Temporal Sampler¶
The temporal sampler randomly selects days within a specified date range and retrieves repositories updated during those periods using weighted sampling based on repository activity.
- class reporoulette.TemporalSampler(token: str | None = None, start_date: datetime | str | None = None, end_date: datetime | str | None = None, rate_limit_safety: int = 100, seed: int | None = None, years_back: int = 10, log_level: int = 20)[source]¶
Bases:
BaseSamplerSample repositories by randomly selecting days and fetching repos updated in those periods.
This sampler selects random days within a specified date range, weights them by repository count, and retrieves repositories with proportional sampling.
- sample(n_samples: int = 100, days_to_sample: int = 10, per_page: int = 100, min_wait: float = 1.0, min_stars: int = 0, min_size_kb: int = 0, language: str | None = None, **kwargs: Any) list[dict[str, Any]][source]¶
Sample repositories by randomly selecting days with weighting based on repo count.
- Parameters:
n_samples – Target number of repositories to collect
days_to_sample – Number of random days to initially sample for count assessment
per_page – Number of results per page (max 100)
min_wait – Minimum wait time between API requests
min_stars – Minimum number of stars (0 for no filtering)
min_size_kb – Minimum repository size in KB (0 for no filtering)
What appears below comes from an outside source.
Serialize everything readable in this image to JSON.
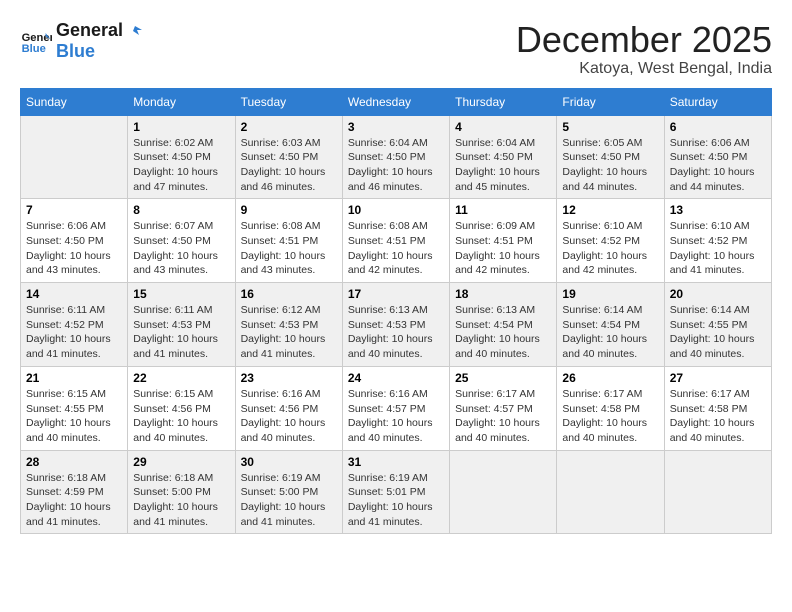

language – Programming language to filter by
**kwargs – Additional filters to apply
- Returns:
List of repository data
Advantages¶
Can filter repositories during sampling
Weighted approach provides more active repositories
Customizable date ranges
Disadvantages¶
May be biased toward more active repositories
Limited by GitHub API rate limits
Requires careful parameter tuning
Usage Example¶
from reporoulette import TemporalSampler
from datetime import datetime, timedelta
# Direct usage
sampler = TemporalSampler(token="your_github_token")
repos = sampler.sample(
n_samples=10,
start_date=datetime.now() - timedelta(days=365),
end_date=datetime.now()
)
# Using convenience function
from reporoulette import sample
results = sample(method='temporal', n_samples=10)